Inspiration
American Sign Language (ASL) is used by over half a million people in the US alone, yet finding an accessible, patient, and affordable tutor is incredibly difficult. Traditional apps rely on multiple-choice quizzes or passive video playback — they can't actually see if you're performing the physical movements correctly.
We looked at the new Gemini Multimodal Live API — sub-second latency, native video understanding, and real-time audio — and saw something others hadn't built yet: a closed-loop physical skills tutor. An AI that doesn't just show you how to sign, but watches you do it and coaches you to mastery.
SignSensei was born from a simple belief: a patient, always-available ASL teacher should not be a luxury. It should be a URL.
What it does
SignSensei is a real-time, interactive ASL learning platform. It's not a video dictionary. It's a live, bidirectional tutoring loop.
🚀 Try it instantly — no account needed: signsensei.web.app
Here's how a typical session works:
- The AI tutor introduces the sign — spoken instructions, visual reference video.
- You say "Ready" — the webcam activates for your signing window.
- You sign, then say "Done" — Gemini watches your hands and grades the attempt.
- If correct: The UI celebrates, awards XP, and advances the curriculum.

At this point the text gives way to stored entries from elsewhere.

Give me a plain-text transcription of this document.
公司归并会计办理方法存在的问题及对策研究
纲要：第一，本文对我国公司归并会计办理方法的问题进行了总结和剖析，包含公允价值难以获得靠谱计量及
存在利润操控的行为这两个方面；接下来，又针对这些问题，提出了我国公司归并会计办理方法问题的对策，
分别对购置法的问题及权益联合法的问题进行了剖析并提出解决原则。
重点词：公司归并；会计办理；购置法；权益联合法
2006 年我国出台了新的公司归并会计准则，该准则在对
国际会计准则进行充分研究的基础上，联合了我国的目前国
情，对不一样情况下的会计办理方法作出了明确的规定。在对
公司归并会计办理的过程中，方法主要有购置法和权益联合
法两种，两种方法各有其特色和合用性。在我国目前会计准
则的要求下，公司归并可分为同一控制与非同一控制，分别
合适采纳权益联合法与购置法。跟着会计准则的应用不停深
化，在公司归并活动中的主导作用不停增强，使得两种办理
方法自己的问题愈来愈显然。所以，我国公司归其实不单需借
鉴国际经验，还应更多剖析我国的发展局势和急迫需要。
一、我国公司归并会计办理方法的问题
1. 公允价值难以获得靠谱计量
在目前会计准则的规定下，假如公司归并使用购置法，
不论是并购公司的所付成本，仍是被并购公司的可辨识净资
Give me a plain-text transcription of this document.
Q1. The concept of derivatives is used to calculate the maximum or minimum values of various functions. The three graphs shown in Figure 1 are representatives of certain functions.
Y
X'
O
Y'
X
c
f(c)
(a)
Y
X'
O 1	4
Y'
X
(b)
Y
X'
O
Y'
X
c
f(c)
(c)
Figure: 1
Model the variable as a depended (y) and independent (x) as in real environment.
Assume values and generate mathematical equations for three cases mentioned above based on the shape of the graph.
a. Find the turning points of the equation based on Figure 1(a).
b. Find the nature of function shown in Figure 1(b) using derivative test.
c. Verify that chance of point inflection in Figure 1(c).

- If incorrect: Gemini explains exactly what went wrong (handshape, location, movement) and you retry — as many times as you need.
After mastering all words in a lesson, you face the Boss Stage — a full conversational sentence challenge graded as a complete performance.
Key features:
- 🎥 Real-time vision grading via Gemini Live 2.5 Flash
- 🗣️ Voice-first UX — no typing, no clicking, just signing and speaking
- 🗺️ Saga-map curriculum (Duolingo-style progression)
- 🤖 AI Deck Generator — type any topic, get a custom ASL lesson in seconds
- 🎭 Mascot emotion system — 7-state animated mascot reacts to your performance
- 📱 Full PWA — installable on iOS/Android, works offline
How we built it
Tech Stack
| Layer | Technology | Purpose |
|---|---|---|
| Frontend | React 19, Vite, TypeScript | SPA, PWA |
| Styling | Tailwind CSS, Framer Motion, GSAP | Dark glassmorphism UI, animations |
| State | Zustand + TanStack Query | Split-brain (client/server) state |
| AI (Live) | Gemini Live 2.5 Flash | Real-time vision + audio tutoring |
| AI (Decks) | Gemini 2.0 Flash Lite | Lesson deck generation |
| Backend | Python FastAPI | Ephemeral token service + deck API |
| Infra | Cloud Run, Firebase Hosting, Firestore | Hosting, database, auth |
| IaC | Terraform + GitHub Actions | Keyless CI/CD via Workload Identity |
System Architecture
┌─────────────────────────────────────────────────────────────────┐
│ Browser (React SPA) │
│ │
│ ┌──────────────┐ ┌───────────────┐ ┌──────────────────┐ │
│ │ Webcam Feed │───▶│ useGeminiLive │───▶│ Zustand Store │ │
│ │ (5 FPS) │ │ Phase Guard │ │ (Curriculum │ │
│ └──────────────┘ │ Trojan Horse │ │ State Machine) │ │
│ │ Audio Gate │ └──────────────────┘ │
│ ┌──────────────┐ └──────┬────────┘ │
│ │ Microphone │───────────┘ │
│ │ (PCM Audio) │ │
│ └──────────────┘ │
└─────────────────────────┬───────────────────────────────────────┘
│ 1. GET /api/token
▼
┌─────────────────────────────────┐
│ FastAPI Backend (Cloud Run) │
│ ADC → Mint Ephemeral Token │
└─────────────────┬───────────────┘
│ 2. Return short-lived token
▼
┌─────────────────────────────────┐
│ Vertex AI (Gemini Live) │◀─── Direct WebSocket
│ wss://us-central1-aiplatform │ from Browser
│ .googleapis.com/... │
└─────────────────────────────────┘
Critical design decision: The Gemini WebSocket connects directly from the browser to Vertex AI using a short-lived ephemeral token minted by the backend. This eliminates transcoding latency that would occur if video/audio were proxied through Cloud Run, while keeping all GCP credentials server-side.
🧠 The Control Loop: Taming a General-Purpose LLM
This was the core engineering challenge. Gemini is a conversationalist, not a teacher. Left unconstrained, it would grade signs too eagerly, skip phases, or hallucinate lesson advancement. We had to engineer a strict state machine on top of the live stream.
Phase System
[STANDBY / PHASE 1]
│
│ User says "Ready" → trigger_action_window
▼
[OBSERVATION / PHASE 2]
Gemini calls user_is_resting_or_calibrating in a loop
Camera runs at 5 FPS, watching for signing movement
│
│ User says "Done" → Trojan Horse injects override
▼
[GRADING / PHASE 3]
Gemini calls trigger_grading_window (ONE-SHOT TOKEN)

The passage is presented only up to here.